PROFESSIONS AND TRADES – HEALTH CARE PROFESSIONALS – NURSES – DISCIPLINARY PROCEEDINGS – Professional misconduct – convictions of fraud offences – mitigating circumstances - sanction
Health Ombudsman Act 2013 s 104, s 107
Health Ombudsman v Chaffey  QCAT 54
Medical Board of Australia v de Silva  QCAT 63
Medical Board of Australia v Martin  QCAT 376
Nursing and Midwifery Board of Australia v Hawthorne  VCAT 890
Nursing and Midwifery Board of Australia v Johnson  VCAT 205
Office of the Health Ombudsman
Hall Payne Lawyers
This matter was heard and determined on the papers pursuant to s 32 of the Queensland Civil and Administrative Tribunal Act 2009 (Qld)
REASONS FOR DECISION
- This is a reference by the applicant of disciplinary proceedings against the respondent under the Health Ombudsman Act 2013, s 103(1)(a) and s 104. In accordance with that Act, I am sitting with assessors Ms Barnett, Ms Dyer and Professor Lupton. The respondent is a registered health practitioner for the purposes of the Health Practitioner Regulation National Law (Qld), being a registered nurse. The applicant alleges that the respondent engaged in professional misconduct, in that he has been convicted of four counts of fraud.
- The parties have provided the Tribunal with an agreed statement of facts. The respondent, who has been legally represented in these proceedings, admits the grounds alleged, and that the conduct in question amounts to professional misconduct. The parties have provided joint written submissions to the Tribunal, and the hearing proceeded on the papers, in accordance with the Queensland Civil and Administrative Tribunal Act 2009, s 32.
- The Tribunal accepts the facts set out in the agreed statement of facts. They, and some other information before the Tribunal, may be summarised as follows: The respondent was born in 1954 and is now 66. He was first registered as a registered nurse in 1978. At the relevant time, the respondent was working as a registered nurse at a regional hospital in Queensland. On 6 February 2017 the respondent pleaded guilty in the District Court to four charges of fraud. On 10 February 2017 he was sentenced to twelve months imprisonment, suspended forthwith for an operational period of two years.
- The circumstances of the offending were that the respondent, a co-offender and two other men set up a self-managed superannuation fund for the purpose of purchasing and operating a business.
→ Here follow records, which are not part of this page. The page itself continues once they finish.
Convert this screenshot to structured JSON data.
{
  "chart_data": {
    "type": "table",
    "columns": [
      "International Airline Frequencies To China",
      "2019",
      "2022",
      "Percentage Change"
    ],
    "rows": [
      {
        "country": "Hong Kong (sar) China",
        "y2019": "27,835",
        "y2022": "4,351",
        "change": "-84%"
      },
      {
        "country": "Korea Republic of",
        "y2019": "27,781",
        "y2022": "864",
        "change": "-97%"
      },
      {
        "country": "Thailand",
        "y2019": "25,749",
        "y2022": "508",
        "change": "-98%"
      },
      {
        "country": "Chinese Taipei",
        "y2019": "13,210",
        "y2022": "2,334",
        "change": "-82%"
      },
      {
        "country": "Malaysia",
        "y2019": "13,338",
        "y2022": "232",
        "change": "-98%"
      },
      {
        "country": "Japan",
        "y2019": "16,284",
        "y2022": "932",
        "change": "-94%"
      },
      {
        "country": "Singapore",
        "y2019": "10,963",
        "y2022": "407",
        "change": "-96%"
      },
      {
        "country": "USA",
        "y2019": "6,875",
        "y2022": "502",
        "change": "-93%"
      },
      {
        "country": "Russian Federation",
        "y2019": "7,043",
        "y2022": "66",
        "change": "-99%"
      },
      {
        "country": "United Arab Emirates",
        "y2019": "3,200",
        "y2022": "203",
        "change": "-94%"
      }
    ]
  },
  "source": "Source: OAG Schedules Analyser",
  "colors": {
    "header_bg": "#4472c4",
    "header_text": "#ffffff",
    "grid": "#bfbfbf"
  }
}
All four were trustees of the fund, and operations on the fund’s bank account were to be conducted by all four together. In 2015 the business ran into difficulties, one of the trustees became bankrupt, and the property owned by the fund was sold, with the proceeds paid into the trust account. The co-offender then withdrew most of those funds, without the agreement of all trustees, by the use of a computer banking system which enabled him to operate on the account alone. This involved thirteen transactions, and the respondent was charged on the basis that he provided support and assistance in this process, in respect of four transactions. In the case of three transactions, money totalling $17,692.52 was transferred to his bank account; in the fourth, $8,000 was transferred away from the fund’s account with his assistance. It appears that he was misled by the co-offender about the legitimacy of these transactions.
- The respondent when interviewed by the police cooperated and made admissions in respect of his involvement with the conduct leading to the charges. He was remorseful and provided the court with favourable references. The respondent advised the applicant and AHPRA of the charges brought against him, and following his conviction, his solicitors advised the Board of the conviction and sentence. From his affidavit it is clear that the respondent is embarrassed and ashamed about his behaviour, and is quite remorseful. There were no other notifications or finding about the respondent’s conduct prior to this, and there have been no such notifications since. He has no other criminal history. The respondent remained employed by and working at the hospital until June 2019, when he resigned to provide support for a family member; he has not worked as a nurse subsequently, and is approaching retirement age.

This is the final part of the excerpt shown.